High, suppressed TSH levels linked to CV problems, fractures

For patients taking long-term thyroxine replacement, a low thyroid-stimulating hormone level appears to be less likely associated with dysrhythmias, osteoporotic fractures and cardiovascular disease.

However, patients with a high or suppressed TSH had an increased risk for complications.

Researchers studied 17,684 adults (85.9% women) who were patients at the University of Dundee in Tayside, Scotland. All had received prescriptions for T₄ between 1993 and 2001; about 70% had received at least six months of treatment. The main outcome measures were fatal and nonfatal endpoints for CVD, dysrhythmias and fractures.
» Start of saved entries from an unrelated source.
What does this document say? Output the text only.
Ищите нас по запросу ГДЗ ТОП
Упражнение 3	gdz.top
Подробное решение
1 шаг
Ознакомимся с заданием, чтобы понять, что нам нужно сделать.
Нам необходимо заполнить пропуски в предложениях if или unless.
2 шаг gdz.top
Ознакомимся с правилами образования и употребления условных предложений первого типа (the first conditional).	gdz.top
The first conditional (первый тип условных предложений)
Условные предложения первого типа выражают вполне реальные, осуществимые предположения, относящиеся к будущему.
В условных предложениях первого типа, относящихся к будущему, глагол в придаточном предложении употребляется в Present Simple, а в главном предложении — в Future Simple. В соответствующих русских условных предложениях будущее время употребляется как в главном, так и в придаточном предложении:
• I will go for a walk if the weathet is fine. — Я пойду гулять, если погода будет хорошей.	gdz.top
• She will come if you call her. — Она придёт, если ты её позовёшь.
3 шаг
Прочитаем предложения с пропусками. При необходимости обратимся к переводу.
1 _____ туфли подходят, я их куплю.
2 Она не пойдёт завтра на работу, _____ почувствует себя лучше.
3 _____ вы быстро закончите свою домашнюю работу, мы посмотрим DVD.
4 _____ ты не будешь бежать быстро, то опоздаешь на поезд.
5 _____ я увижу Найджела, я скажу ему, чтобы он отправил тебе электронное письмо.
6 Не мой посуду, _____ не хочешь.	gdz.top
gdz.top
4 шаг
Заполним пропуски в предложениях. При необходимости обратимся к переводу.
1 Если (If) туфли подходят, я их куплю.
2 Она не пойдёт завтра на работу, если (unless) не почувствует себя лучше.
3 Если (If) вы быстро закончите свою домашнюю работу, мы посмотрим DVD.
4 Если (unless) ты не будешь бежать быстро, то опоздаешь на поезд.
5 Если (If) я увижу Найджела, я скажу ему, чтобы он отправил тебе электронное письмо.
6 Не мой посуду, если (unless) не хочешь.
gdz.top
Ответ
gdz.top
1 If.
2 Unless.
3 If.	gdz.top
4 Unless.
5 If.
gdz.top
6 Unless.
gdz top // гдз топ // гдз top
Suppressed TSH was defined as <0.03 mU/L (6.1% of population), low TSH as 0.04 mU/L to 0.4 mU/L (21.1%), normal TSH as 0.4 mU/L to 4 mU/L (61.7%), and raised TSH as >4 mU/L (11.2%).
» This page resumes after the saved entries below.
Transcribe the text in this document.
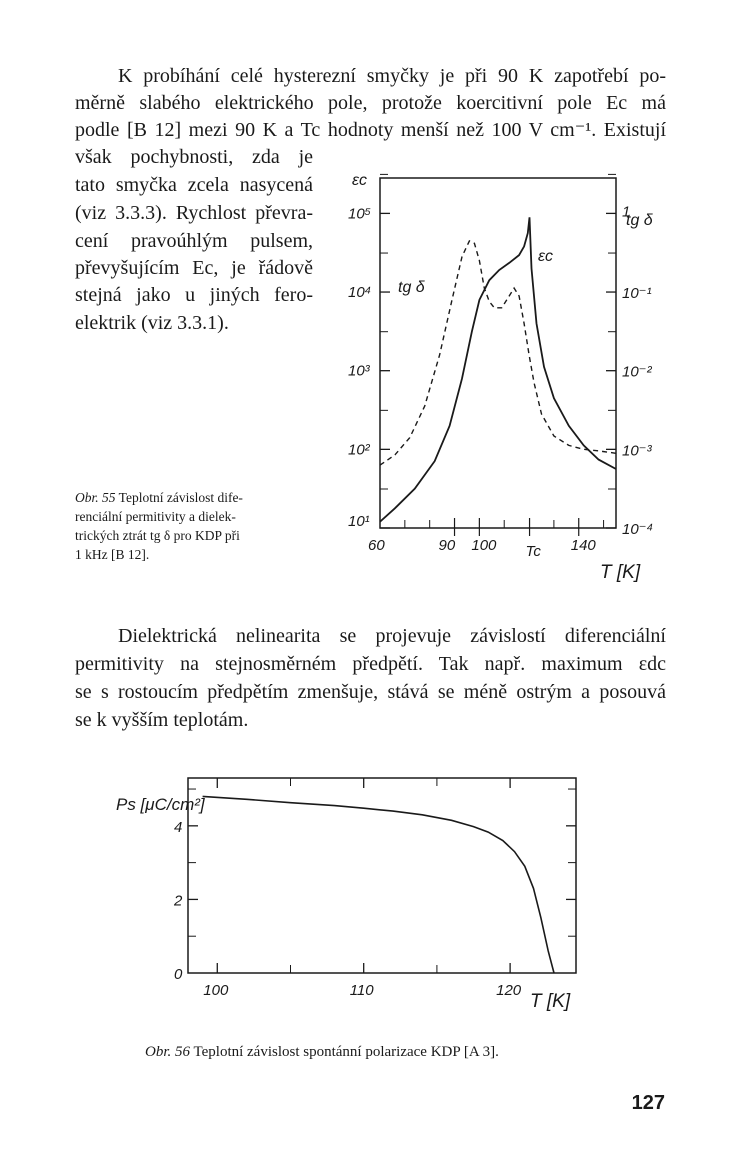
K probíhání celé hysterezní smyčky je při 90 K zapotřebí po-

měrně slabého elektrického pole, protože koercitivní pole Ec má

podle [B 12] mezi 90 K a Tc hodnoty menší než 100 V cm⁻¹. Existují

však pochybnosti, zda je

tato smyčka zcela nasycená

(viz 3.3.3). Rychlost převra-

cení pravoúhlým pulsem,

převyšujícím Ec, je řádově

stejná jako u jiných fero-

elektrik (viz 3.3.1).

Obr. 55 Teplotní závislost dife-
renciální permitivity a dielek-
trických ztrát tg δ pro KDP při
1 kHz [B 12].

Dielektrická nelinearita se projevuje závislostí diferenciální

permitivity na stejnosměrném předpětí. Tak např. maximum εdc

se s rostoucím předpětím zmenšuje, stává se méně ostrým a posouvá

se k vyšším teplotám.

Obr. 56 Teplotní závislost spontánní polarizace KDP [A 3].
127
10¹
10²
10³
10⁴
10⁵
10⁻⁴
10⁻³
10⁻²
10⁻¹
1
60	90 100 Tc 140
εc
tg δ
tg δ
εc
T [K]
0
2
4
100	110	120
Ps [μC/cm²]
T [K]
Overall, there were 2,144 episodes of CVD, 562 of osteoporotic fractures and 367 of dysrhythmias.

Patients with high TSH had an increased risk for CVD (HR=1.95), dysrhythmias (HR=1.80) and osteoporotic fractures (HR=1.83) during a median follow-up of 4.5 years compared with patients with a TSH in the laboratory reference range. Results were also high for patients with suppressed TSH for CVD (HR=1.37), dysrhythmias (HR=1.6) and fractures (HR=2.02) compared with those with normal TSH.

Alternatively, patients with a low TSH did not have the increased risk for these outcomes: CVD (HR=1.10); dysrhythmia (HR=1.13); and fractures (HR=1.13).

According to the researchers, there is a “long-standing debate” about the management of T₄ replacement because of a lack of data to guide physicians.

“Most guidelines recommend trying to achieve a ‘normal’ TSH,” the researchers wrote. “Although most current guidelines do not generally recommend this, it may be safe for patients on T4 to have a low but nonsuppressed TSH concentration.”

Flynn RW. J Clin Endocrinol Metab. 2009;95:186-193.